The Kearsarge, with about 1,900 Marines and sailors from Camp Lejeune and New River Air Station on board, will "provide the ambassador an enhanced capability to monitor the current situation in Liberia and to be pre-positioned to aid in any evacuation of U.S. citizens," U.S. Atlantic Fleet reported Thursday.

The ship carrying part of Camp Lejeune's 2nd Marine Expeditionary Brigade was due to deliver troops back to Lejeune at the end of this month, but was redirected to Liberia to support Operation Shining Express, according to the U.S. Atlantic Fleet Public Affairs Office.

The ship's return date is undetermined.

The U.S. European Command sent troops to the civil war-torn west African nation at the request of the U.S. Ambassador to Liberia and at the direction of the Department of Defense.

Operation Shining Express includes special operations forces, Army, Navy, Air Force and Marine Corps, and reserve components.

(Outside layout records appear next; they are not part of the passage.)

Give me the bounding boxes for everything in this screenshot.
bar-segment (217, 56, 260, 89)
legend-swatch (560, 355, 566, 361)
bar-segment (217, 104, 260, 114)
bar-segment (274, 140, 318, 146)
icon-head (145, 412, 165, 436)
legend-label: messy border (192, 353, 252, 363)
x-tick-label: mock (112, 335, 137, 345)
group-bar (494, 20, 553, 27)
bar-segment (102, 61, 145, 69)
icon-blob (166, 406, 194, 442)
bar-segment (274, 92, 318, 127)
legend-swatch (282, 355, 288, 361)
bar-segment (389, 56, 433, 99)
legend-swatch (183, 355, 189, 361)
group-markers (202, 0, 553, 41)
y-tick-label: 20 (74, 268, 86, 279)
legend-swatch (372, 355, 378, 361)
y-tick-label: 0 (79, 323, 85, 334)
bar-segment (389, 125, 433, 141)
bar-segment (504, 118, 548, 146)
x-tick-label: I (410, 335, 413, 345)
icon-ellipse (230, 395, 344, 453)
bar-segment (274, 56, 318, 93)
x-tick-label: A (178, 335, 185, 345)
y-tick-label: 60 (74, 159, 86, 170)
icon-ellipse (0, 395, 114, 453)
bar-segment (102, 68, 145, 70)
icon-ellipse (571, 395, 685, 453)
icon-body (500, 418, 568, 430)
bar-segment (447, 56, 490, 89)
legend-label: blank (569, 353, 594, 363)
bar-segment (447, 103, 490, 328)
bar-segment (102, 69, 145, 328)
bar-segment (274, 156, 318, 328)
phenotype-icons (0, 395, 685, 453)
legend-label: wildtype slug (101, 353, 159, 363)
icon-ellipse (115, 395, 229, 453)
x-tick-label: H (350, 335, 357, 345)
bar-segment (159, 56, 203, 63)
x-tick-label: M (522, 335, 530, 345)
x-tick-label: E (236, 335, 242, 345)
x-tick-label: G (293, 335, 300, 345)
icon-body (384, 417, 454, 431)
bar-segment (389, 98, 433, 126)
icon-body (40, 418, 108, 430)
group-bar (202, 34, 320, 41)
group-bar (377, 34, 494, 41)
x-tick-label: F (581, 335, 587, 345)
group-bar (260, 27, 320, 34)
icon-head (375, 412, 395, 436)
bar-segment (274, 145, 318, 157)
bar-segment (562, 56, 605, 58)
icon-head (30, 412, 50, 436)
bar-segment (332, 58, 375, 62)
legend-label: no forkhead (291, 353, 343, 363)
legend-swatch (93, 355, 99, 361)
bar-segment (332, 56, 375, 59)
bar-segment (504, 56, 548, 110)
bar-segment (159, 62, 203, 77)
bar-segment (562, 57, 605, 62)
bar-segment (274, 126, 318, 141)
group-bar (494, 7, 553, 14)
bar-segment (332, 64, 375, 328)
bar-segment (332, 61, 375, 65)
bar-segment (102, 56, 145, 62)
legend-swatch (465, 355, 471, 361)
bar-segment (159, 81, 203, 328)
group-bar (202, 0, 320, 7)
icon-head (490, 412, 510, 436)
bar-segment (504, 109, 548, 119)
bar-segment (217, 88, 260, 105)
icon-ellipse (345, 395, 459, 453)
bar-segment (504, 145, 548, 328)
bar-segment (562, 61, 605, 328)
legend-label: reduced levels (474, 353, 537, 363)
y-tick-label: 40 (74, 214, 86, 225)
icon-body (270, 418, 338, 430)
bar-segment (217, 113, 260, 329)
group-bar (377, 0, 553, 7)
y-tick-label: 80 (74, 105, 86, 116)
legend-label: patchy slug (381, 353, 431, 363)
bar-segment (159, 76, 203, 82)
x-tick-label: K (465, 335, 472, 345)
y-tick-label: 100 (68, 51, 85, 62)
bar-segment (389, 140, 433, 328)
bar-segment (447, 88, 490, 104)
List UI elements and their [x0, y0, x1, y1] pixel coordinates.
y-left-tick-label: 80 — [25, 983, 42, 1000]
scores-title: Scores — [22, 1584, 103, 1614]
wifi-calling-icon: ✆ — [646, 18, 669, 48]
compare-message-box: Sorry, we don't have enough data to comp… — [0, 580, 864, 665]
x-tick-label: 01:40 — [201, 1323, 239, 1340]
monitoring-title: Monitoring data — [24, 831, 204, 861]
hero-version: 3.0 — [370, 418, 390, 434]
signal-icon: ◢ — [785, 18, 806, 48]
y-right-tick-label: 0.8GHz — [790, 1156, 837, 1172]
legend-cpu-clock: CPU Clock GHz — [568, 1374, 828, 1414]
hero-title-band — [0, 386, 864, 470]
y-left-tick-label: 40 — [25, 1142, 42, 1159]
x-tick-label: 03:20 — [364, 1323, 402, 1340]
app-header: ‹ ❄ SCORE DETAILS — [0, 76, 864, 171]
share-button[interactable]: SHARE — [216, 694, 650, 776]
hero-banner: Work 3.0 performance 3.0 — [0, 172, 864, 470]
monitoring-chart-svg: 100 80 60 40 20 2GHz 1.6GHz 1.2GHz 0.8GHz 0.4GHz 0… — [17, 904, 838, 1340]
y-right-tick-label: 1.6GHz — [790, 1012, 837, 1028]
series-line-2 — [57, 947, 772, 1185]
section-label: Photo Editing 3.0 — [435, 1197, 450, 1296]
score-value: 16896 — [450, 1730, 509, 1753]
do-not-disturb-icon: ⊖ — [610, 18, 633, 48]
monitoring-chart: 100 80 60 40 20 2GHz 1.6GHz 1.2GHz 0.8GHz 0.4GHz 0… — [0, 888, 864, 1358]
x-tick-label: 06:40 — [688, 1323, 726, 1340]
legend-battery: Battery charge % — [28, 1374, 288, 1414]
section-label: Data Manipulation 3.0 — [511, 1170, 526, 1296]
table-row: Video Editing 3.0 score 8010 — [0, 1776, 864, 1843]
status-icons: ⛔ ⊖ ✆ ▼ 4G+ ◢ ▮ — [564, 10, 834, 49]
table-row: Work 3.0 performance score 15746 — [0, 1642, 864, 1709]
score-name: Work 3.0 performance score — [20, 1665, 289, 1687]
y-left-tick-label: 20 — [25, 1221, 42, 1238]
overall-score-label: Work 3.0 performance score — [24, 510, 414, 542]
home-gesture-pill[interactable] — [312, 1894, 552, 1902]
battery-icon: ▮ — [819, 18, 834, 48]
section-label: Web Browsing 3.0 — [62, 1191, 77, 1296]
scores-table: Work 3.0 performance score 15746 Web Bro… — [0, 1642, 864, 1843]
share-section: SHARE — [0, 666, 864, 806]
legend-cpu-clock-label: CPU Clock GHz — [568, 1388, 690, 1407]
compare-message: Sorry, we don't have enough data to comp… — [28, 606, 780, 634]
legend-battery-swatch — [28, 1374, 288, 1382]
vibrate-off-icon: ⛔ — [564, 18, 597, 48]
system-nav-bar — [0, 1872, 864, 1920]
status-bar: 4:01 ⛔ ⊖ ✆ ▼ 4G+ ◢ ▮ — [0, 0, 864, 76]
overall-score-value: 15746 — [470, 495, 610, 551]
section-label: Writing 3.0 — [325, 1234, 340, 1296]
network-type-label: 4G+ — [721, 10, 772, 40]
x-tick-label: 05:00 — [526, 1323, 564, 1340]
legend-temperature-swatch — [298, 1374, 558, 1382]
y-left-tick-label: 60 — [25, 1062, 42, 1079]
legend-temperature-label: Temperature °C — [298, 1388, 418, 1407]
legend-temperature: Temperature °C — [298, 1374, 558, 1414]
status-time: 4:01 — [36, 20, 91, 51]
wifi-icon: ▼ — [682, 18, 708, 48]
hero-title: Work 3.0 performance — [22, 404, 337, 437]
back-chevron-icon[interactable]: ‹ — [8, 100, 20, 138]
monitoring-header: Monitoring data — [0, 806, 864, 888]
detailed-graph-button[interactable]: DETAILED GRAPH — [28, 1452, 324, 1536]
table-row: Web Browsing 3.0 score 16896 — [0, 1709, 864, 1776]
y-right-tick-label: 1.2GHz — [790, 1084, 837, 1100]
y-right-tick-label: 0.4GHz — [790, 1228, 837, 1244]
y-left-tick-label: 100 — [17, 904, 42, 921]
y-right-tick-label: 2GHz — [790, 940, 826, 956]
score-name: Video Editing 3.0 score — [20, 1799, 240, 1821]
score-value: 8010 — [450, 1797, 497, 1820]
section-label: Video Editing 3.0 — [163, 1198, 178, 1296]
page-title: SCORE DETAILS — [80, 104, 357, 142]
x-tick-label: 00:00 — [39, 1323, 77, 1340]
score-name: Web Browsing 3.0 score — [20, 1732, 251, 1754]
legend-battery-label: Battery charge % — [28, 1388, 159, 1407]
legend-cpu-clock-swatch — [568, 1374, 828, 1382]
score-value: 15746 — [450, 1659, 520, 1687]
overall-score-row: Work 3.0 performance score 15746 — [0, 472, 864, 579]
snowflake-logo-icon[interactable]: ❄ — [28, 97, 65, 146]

Operation forces will redeploy as soon as it is determined that threats to the embassy compound have ended or an evacuation, if necessary, is completed.

The remaining 2nd MEB troops are still scheduled to be back at Lejeune later this month along with some New River Air Station Marines.

Leathernecks with Marine Aircraft Group-29 are to return June 22, although some members will return later due to the delay of the Kearsarge, the New River Public Affairs office reported Thursday.

The 2,500-member unit, better known as MAG-29, is the air combat element of the 2nd Marine Expeditionary Brigade, which left for Iraq in January to support Operation Iraqi Freedom.

Each of MAG-29's seven squadrons will return individually. Due to the size of the deployment and the logistics necessary there will be no group fly-in.

"It will take us two days to get all our aircraft and personnel ashore," Col. Robert E. Milstead, MAG-29 commanding officer, said in a letter posted to the group's family Web site.

"Specific arrival windows for each squadron will be determined once we get more of our detailed planning completed," he said.

MAG-29 was assigned two key missions in the war with Iraq: the take-down of Safwan Hill and destruction of the eastern Iraq-Kuwait border posts.

As Marine forces continued north, MAG-29 established a forward operating base at Jalibah, Iraq. From there, the unit supported the seizure of the Al Rumaylah oil fields, the battle of An Nasiriyah, deep force reconnaissance team insertions, rotary wing CAS missions, and a host of casualty evacuation missions and logistics support.